I have an articles model, which belongs to a user model, however I am trying to make it so that if a user is deleted their name will still show up as the author of the article. To this end, I have created an author column in the database which I automatically set to the users first and last name when user_id is assigned by using this code:

  def user_id=id     if id.to_i > 0       write_attribute(:user_id, id)       user = User.find(id)       write_attribute(:author, "#{user.first} #{user.last}")     else # if the user id is 0, set it to null in the database because the author is no longer a user       write_attribute(:user_id, nil)     end   end

This works fine when simply generating the article from a form and setting @article.user_id = params[:article][:user_id]. However, when I attempt to set the user directly to an object using @article.user = @user, the author's name is not generated because user= does not call user_id=.

My question then is, first, am I going about this entirely in the wrong way? Should I be generating the article's author name in the controller, rather than the model?

And if I am doing this in the correct manner (which I doubt), is there a way to override the user= accessor to generate the author's name?
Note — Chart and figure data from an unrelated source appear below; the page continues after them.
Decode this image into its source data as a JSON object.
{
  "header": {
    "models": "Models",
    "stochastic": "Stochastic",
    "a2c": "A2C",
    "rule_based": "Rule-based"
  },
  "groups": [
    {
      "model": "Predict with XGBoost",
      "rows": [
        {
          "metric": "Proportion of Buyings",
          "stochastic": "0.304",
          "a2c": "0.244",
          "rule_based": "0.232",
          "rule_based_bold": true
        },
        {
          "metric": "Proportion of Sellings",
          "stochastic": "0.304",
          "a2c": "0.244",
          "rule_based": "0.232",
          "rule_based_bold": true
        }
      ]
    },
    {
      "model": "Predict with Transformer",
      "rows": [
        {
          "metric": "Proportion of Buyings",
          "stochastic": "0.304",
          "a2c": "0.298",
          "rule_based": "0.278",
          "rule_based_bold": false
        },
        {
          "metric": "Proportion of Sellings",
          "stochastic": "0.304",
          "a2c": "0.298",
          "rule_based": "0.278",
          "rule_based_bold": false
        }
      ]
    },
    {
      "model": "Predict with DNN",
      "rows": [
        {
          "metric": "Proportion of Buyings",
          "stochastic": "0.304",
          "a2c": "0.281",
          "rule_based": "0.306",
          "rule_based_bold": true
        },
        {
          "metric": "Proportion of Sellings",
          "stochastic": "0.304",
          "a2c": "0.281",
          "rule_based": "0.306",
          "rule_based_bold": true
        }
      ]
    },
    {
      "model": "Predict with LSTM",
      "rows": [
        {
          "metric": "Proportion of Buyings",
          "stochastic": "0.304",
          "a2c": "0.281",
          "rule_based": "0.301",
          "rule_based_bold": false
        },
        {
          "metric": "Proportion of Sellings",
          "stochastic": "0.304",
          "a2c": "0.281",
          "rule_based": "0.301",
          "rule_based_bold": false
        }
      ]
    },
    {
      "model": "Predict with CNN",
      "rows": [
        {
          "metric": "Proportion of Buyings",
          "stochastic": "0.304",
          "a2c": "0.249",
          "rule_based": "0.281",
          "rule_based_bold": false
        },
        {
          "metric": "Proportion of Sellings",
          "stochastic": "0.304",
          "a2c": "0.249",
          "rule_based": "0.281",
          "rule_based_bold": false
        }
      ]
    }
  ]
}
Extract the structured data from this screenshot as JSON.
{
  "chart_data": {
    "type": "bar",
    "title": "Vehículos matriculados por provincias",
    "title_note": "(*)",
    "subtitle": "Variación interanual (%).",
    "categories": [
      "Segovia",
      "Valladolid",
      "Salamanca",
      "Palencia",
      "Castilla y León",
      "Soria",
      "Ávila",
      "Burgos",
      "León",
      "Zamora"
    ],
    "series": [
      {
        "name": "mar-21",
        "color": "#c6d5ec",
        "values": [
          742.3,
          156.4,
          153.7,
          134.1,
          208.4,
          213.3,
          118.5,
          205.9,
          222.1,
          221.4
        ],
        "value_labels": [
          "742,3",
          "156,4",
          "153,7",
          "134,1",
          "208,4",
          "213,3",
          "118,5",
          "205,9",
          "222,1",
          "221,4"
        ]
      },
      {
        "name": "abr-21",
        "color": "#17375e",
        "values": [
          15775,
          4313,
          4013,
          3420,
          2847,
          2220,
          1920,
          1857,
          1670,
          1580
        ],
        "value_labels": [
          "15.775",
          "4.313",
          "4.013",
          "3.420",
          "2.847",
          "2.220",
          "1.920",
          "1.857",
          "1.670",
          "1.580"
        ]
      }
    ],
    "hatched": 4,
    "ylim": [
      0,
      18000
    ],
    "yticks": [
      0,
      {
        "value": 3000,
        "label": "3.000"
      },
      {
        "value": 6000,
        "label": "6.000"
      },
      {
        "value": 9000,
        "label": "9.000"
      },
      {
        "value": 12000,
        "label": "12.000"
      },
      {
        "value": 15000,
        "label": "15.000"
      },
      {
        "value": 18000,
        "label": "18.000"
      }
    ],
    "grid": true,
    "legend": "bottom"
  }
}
I've looked through the activerecord source for about 20 minutes now and I am utterly clueless as to where this accessor is actually generated.

Thanks for the help, Connor

Hi --

This is a question which may easily turn out to be simply a misunderstanding on my part of the way rails is intended to work.

I have an articles model, which belongs to a user model, however I am trying to make it so that if a user is deleted their name will still show up as the author of the article. To this end, I have created an author column in the database which I automatically set to the users first and last name when user_id is assigned by using this code:

def user_id=id    if id.to_i > 0      write_attribute(:user_id, id)      user = User.find(id)      write_attribute(:author, "#{user.first} #{user.last}")    else # if the user id is 0, set it to null in the database because the author is no longer a user      write_attribute(:user_id, nil)    end end

This works fine when simply generating the article from a form and setting @article.user_id = params[:article][:user_id]. However, when I attempt to set the user directly to an object using @article.user = @user, the author's name is not generated because user= does not call user_id=.

My question then is, first, am I going about this entirely in the wrong way? Should I be generating the article's author name in the controller, rather than the model?

And if I am doing this in the correct manner (which I doubt), is there a way to override the user= accessor to generate the author's name? I've looked through the activerecord source for about 20 minutes now and I am utterly clueless as to where this accessor is actually generated.

If you want to override user= you would do it in the model:

   def user=(user)

But it's very unlikely you'd have to do that. The first thing that comes to mind for what you're trying to do would be using one of the available callbacks -- for example:

   class Article < AR::B      validates_presence_of :user      before_save do |article|        article.author = user.whole_name # or whatever      end      ...    end

And there are no doubt other routes to the same thing -- the main point being that you can almost certainly avoid having to write a lot of custom setters for this.